Dirichlet distribution¶

It is a multivariate generalization of the Beta distribution, and it has support over the probability simplex

\[ S_K = \{x: 0 \le x_k \le 1, \sum_{k=1}^K x_k = 1 \}\]

(This can be viewed as distribution over probability distributions)

A random variable \(X \sim Dir(\alpha)\) is said to have a Dirichlet distribution if its pdf is:

\[Dir(x| \alpha) \triangleq \frac{1}{B(\alpha)}\prod_{k=1}^K x_k^{\alpha k -1 } I(x \in S_K)\]
  • \(B(\alpha)\) is the generalization of the Beta function into K variables, \(B(\alpha) \triangleq \frac{\prod_{k=1}^K \Gamma(\alpha_k)}{ \Gamma(\alpha_0)}\), here \(\alpha_0 \triangleq \sum_{k =1}^K \alpha_k\)
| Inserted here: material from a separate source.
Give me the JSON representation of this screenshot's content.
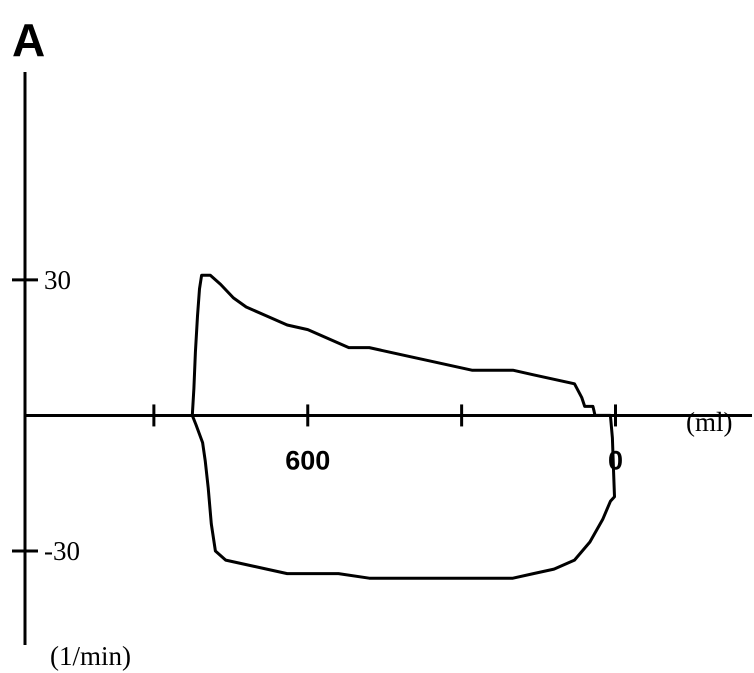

dirichlet distribution example

From the picture we can see that \(\alpha_0 \triangleq \sum_{k =1}^K \alpha_k\) controls the strength of the distirbution (How peaked it is). Example:

  • Dir(1,1,1) is a uniform distribution

  • Dir(2,2,2) is a broad distribution centered at \((1/3, 1/3, 1/3)\)

  • Dir(20,20,20) is a narow distribution centered at \((1/3, 1/3, 1/3)\)

  • If \(a_k < 1\) for all \(a_k\) then we get spikes at the corrners of the distribution.

From dirichlet to Beta¶

If we have a dirichlet distribution \(Dirichlet(a_1, \cdots, a_n)\). We can compare 2 values using:

\(Beta(a_1, a_2)\) hence we can decide to ingore the rest if we are interested only in two.

Hence this justifies the application of binomial distribution to multinomial problems when we are only interested in two of the categories.